The problem is that audio-language models, which understand and respond to spoken input, can be tricked by carefully crafted sounds that humans can't notice as different. These small changes can cause the AI to break its safety rules and produce dangerous or harmful text, posing a serious risk since the attacks are hard to detect by humans and traditional safety filters that look at text alone.

What's the solution?

The paper introduces a two-stage approach called WhisperInject. In the first stage, it uses a new type of reinforcement learning to figure out the harmful responses that the model itself is likely to produce naturally. In the second stage, it uses a technique to add these harmful responses invisibly into normal audio, like a simple spoken sentence about the weather. This adversarial audio sounds normal to people but reliably causes the AI to generate harmful outputs.

Why it matters?

This matters because as AI that listens to and talks through audio becomes common, ensuring these systems are safe and trustworthy is very important.
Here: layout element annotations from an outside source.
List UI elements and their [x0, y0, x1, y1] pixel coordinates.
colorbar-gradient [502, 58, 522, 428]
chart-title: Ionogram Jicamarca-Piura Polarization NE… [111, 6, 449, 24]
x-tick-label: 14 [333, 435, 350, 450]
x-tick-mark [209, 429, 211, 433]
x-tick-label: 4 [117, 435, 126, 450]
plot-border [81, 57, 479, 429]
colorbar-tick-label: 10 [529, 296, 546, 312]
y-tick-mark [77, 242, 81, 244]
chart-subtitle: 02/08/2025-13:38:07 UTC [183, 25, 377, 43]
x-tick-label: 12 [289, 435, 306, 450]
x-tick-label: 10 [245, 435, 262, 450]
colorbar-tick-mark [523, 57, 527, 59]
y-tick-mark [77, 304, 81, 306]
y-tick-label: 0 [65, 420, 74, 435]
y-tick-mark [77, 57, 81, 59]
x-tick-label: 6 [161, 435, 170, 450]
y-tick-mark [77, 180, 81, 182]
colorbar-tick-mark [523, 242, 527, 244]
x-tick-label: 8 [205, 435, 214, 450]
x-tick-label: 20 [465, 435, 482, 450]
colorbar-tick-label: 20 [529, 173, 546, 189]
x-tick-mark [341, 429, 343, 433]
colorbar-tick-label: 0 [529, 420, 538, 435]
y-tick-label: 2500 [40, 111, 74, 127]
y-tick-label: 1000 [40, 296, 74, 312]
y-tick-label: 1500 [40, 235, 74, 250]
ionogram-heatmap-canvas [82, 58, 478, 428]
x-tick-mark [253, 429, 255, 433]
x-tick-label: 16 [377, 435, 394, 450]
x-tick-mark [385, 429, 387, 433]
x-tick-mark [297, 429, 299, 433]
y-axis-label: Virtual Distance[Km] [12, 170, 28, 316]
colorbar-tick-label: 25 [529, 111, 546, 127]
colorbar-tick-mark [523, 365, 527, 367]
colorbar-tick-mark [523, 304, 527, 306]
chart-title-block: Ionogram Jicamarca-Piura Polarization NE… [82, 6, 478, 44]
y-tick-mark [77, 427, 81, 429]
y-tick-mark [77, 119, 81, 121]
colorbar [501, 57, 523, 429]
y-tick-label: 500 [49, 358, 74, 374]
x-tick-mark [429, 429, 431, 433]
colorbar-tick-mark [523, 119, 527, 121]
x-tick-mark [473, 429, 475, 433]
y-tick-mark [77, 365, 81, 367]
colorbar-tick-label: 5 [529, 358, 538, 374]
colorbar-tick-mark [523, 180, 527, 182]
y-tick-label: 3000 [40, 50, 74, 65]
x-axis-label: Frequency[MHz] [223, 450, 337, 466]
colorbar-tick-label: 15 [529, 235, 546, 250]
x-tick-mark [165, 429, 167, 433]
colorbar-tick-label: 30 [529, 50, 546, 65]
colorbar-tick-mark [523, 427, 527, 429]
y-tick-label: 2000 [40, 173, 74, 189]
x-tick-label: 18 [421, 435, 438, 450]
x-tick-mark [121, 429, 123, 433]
WhisperInject exposes a hidden vulnerability that current protections miss, showing the need for more advanced defenses in audio-based AI. Improving safety here will help prevent misuse of voice-controlled AI assistants and other speech technologies.

Abstract

WhisperInject uses RL-PGD and PGD to create imperceptible audio perturbations that manipulate large language models into generating harmful content.